GDS supports multiple users concurrently working on the same system. Typically, GDS procedures are resource heavy in the sense that they may use a lot of memory and/or many CPU cores to do their computation. To know whether it is a reasonable time for a user to run a GDS procedure it is useful to know the current capacity of the system hosting Neo4j and GDS, as well as the current GDS workload on the system. Graphs and models are not shared between non-admin users by default, however GDS users on the same system will share its capacity.
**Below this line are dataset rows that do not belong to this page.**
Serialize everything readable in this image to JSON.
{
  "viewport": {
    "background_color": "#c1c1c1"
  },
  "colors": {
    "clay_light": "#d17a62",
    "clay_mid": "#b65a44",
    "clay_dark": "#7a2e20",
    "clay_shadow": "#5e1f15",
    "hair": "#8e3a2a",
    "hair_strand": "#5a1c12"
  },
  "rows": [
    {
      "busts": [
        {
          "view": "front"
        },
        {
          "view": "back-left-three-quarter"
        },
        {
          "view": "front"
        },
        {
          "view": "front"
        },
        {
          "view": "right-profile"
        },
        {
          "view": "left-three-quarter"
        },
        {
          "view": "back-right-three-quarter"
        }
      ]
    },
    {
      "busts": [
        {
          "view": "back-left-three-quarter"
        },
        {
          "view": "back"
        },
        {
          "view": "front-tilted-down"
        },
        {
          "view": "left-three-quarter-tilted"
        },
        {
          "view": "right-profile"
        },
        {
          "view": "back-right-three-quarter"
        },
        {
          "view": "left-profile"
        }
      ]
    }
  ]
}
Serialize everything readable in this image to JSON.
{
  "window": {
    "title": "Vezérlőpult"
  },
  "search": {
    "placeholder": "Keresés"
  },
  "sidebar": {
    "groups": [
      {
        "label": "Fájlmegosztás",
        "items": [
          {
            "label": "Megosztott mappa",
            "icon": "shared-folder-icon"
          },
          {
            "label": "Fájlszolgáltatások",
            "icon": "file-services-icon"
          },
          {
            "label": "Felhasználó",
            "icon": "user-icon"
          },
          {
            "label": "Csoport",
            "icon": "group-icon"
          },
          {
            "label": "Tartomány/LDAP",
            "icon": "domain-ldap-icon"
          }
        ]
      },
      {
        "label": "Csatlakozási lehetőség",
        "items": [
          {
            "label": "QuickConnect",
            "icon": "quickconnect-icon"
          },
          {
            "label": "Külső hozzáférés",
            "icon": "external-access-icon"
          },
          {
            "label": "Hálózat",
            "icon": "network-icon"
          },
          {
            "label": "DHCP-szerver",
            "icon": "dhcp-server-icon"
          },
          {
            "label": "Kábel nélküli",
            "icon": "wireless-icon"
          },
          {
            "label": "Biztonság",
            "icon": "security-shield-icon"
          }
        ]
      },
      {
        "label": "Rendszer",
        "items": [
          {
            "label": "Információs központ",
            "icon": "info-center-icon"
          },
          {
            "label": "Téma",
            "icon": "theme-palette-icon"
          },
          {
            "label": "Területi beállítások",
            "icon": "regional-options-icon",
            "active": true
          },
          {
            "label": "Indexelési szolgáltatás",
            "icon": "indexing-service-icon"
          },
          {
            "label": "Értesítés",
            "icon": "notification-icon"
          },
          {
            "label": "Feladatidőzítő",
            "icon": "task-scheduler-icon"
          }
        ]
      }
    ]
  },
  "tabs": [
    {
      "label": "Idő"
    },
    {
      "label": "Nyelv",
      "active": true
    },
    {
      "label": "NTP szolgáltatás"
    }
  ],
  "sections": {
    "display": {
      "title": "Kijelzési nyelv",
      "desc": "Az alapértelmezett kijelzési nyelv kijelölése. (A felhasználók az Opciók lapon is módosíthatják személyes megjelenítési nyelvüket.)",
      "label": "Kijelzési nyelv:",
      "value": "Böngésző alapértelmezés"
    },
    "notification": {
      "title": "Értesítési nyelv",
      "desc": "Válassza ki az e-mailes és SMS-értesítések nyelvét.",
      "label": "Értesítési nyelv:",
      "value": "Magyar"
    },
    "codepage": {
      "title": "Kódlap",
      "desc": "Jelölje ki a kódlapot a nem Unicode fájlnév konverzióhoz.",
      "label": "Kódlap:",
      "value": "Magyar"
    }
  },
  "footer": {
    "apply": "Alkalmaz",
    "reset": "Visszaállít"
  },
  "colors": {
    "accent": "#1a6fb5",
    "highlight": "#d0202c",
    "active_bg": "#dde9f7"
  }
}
1. System monitor procedure

To be able to get an overview of the system’s current capacity and its analytics workload one can use the procedure gds.alpha.systemMonitor. It will give you information on the capacity of the DBMS’s JVM instance in terms of memory and CPU cores, and an overview of the resources consumed by the GDS procedures currently being run on the system.

1.1. Syntax

Monitor the system capacity and analytics workload:
CALL gds.alpha.systemMonitor()
YIELD
  freeHeap,
  totalHeap,
  maxHeap,
  jvmAvailableCpuCores,
  availableCpuCoresNotRequested,
  jvmHeapStatus,
  ongoingGdsProcedures
Table 1. Results
Name Type Description

freeHeap

Integer

The amount of currently free memory in bytes in the Java Virtual Machine hosting the Neo4j instance.

totalHeap

Integer

The total amount of memory in bytes in the Java virtual machine hosting the Neo4j instance. This value may vary over time, depending on the host environment.

maxHeap

Integer

The maximum amount of memory in bytes that the Java virtual machine hosting the Neo4j instance will attempt to use.

jvmAvailableCpuCores

Integer

The number of logical CPU cores currently available to the Java virtual machine. This value may change vary over the lifetime of the DBMS.
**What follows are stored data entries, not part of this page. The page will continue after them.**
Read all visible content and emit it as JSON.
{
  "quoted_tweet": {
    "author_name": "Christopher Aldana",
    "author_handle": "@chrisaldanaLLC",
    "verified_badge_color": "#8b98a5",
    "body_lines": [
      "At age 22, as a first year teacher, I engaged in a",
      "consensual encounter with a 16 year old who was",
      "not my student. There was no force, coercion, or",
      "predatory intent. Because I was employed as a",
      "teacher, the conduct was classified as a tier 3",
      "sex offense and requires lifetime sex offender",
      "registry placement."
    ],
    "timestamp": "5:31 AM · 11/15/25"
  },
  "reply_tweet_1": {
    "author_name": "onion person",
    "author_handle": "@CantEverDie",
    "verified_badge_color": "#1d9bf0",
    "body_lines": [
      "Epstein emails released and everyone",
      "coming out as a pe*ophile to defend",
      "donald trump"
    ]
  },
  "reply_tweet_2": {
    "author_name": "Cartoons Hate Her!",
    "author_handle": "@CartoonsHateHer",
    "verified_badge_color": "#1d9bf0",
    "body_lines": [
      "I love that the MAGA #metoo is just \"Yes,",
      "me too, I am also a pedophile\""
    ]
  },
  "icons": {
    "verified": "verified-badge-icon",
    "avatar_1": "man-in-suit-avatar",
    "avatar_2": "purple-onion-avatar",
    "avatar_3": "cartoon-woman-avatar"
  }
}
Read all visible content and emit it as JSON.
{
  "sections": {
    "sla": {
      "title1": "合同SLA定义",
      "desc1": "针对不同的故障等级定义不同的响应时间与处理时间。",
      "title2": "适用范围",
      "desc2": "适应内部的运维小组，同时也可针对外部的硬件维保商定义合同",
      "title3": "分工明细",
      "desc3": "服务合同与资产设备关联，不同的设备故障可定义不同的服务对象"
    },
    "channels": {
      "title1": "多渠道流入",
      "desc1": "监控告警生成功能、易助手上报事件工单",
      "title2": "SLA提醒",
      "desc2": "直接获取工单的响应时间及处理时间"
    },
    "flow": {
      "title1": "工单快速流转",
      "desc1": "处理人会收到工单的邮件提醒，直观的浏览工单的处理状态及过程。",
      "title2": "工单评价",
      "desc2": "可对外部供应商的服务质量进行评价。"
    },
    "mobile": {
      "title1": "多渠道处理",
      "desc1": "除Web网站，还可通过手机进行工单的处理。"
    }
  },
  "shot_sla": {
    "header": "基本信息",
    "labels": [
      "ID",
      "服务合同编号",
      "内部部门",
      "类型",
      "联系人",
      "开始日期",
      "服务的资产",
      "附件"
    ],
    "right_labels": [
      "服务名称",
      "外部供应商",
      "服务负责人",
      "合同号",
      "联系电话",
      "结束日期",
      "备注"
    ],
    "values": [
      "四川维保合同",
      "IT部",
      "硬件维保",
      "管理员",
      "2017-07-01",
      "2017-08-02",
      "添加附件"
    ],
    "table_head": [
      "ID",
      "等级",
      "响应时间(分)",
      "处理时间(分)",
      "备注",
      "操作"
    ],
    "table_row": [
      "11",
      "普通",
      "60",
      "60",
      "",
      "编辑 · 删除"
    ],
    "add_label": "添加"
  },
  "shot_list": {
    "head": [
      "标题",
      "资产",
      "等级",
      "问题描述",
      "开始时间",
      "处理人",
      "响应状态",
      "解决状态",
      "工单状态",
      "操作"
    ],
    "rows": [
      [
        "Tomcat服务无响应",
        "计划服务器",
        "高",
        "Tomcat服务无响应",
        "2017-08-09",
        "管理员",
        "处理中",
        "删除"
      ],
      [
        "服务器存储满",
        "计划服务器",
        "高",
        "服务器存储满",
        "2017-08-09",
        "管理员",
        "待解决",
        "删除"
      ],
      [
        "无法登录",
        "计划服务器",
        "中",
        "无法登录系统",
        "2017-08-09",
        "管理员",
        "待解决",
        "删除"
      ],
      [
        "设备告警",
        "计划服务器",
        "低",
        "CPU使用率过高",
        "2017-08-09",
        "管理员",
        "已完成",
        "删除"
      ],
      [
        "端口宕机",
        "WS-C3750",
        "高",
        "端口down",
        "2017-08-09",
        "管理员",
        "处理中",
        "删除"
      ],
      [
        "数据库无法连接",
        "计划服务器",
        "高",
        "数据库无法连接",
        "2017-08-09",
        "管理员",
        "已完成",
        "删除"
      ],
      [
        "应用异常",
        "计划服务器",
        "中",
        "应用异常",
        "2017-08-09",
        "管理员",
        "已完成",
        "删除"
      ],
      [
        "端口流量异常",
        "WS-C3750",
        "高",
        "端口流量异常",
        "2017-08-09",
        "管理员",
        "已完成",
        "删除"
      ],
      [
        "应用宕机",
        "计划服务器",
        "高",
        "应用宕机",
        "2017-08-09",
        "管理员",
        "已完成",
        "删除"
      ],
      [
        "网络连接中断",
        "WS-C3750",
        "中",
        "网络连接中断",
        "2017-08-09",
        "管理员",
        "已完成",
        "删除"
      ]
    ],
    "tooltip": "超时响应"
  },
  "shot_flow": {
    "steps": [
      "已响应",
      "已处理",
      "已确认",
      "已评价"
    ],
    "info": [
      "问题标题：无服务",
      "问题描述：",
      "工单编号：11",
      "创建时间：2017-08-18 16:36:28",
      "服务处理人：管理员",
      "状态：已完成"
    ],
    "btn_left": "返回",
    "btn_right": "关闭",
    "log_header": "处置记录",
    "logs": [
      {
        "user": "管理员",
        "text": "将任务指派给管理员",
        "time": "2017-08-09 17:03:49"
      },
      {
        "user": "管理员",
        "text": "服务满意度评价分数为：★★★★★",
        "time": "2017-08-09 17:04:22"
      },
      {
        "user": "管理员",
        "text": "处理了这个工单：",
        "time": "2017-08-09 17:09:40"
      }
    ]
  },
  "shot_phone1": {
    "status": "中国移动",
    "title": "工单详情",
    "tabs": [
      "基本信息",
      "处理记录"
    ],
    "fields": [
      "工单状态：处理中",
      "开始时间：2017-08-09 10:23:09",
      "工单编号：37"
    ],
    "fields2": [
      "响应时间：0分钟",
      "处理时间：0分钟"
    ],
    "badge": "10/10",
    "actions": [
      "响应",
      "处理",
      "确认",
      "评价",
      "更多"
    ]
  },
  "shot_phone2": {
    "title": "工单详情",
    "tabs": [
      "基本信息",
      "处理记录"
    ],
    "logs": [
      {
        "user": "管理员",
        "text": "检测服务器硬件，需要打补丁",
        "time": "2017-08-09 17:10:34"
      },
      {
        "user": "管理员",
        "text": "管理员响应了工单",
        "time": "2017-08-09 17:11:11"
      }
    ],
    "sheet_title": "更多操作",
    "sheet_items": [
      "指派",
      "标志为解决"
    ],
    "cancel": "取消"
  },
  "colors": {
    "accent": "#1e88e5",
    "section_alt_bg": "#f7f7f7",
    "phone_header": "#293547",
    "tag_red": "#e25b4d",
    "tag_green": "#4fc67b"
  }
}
availableCpuCoresNotRequested

Integer

The number of logical CPU cores currently available to the Java virtual machine that are not requested for use by currently running GDS procedures. Note that this number may be negative in case there are fewer available cores to the JVM than there are cores being requested by ongoing GDS procedures.

jvmHeapStatus

Map

The above-mentioned heap metrics in human-readable form.

ongoingGdsProcedures

List of Map

A list of maps containing resource usage and progress information for all GDS procedures (of all users) currently running on the Neo4j instance. Each map contains the name of the procedure, how far it has progressed, its estimated memory usage as well as how many CPU cores it will try to use at most.

freeHeap is influenced by ongoing GDS procedures, graphs stored the Graph catalog and the underlying Neo4j DBMS. Stored graphs can take up a significant amount of heap memory. To inspect the graphs in the graph catalog you can use the Graph list procedure.

1.2. Example

First let us assume that we just started gds.beta.node2vec.stream procedure with some arbitrary parameters.

We can have a look at the status of the JVM heap.

Monitor JVM heap status:
CALL gds.alpha.systemMonitor()
YIELD
  freeHeap,
  totalHeap,
  maxHeap
Table 2. Results
freeHeap totalHeap maxHeap

1234567

2345678

3456789

We can see that there currently is around 1.23 MB free heap memory in the JVM instance running our Neo4j DBMS. This may increase independently of any procedures finishing their execution as totalHeap is currently smaller than maxHeap. We can also inspect CPU core usage as well as the status of currently running GDS procedures on the system.

Monitor CPU core usage and ongoing GDS procedures:
CALL gds.alpha.systemMonitor()
YIELD
  availableCpuCoresNotRequested,
  jvmAvailableCpuCores,
  ongoingGdsProcedures
Table 3. Results
jvmAvailableCpuCores availableCpuCoresNotRequested ongoingGdsProcedures

100

84

[{ procedure: "Node2Vec", progress: "33.33%", estimatedMemoryRange: "[123 kB …​ 234 kB]", requestedNumberOfCpuCores: "16" }]

Here we can note that there is only one GDS procedure currently running, namely the Node2Vec procedure we just started. It has finished around 33.33% of its execution already. We also see that it may use up to an estimated 234 kB of memory. Note that it may not currently be using that much memory and so it may require more memory later in its execution, thus possible lowering our current freeHeap. Apparently it wants to use up to 16 CPU cores, leaving us with a total of 84 currently available cores in the system not requested by any GDS procedures.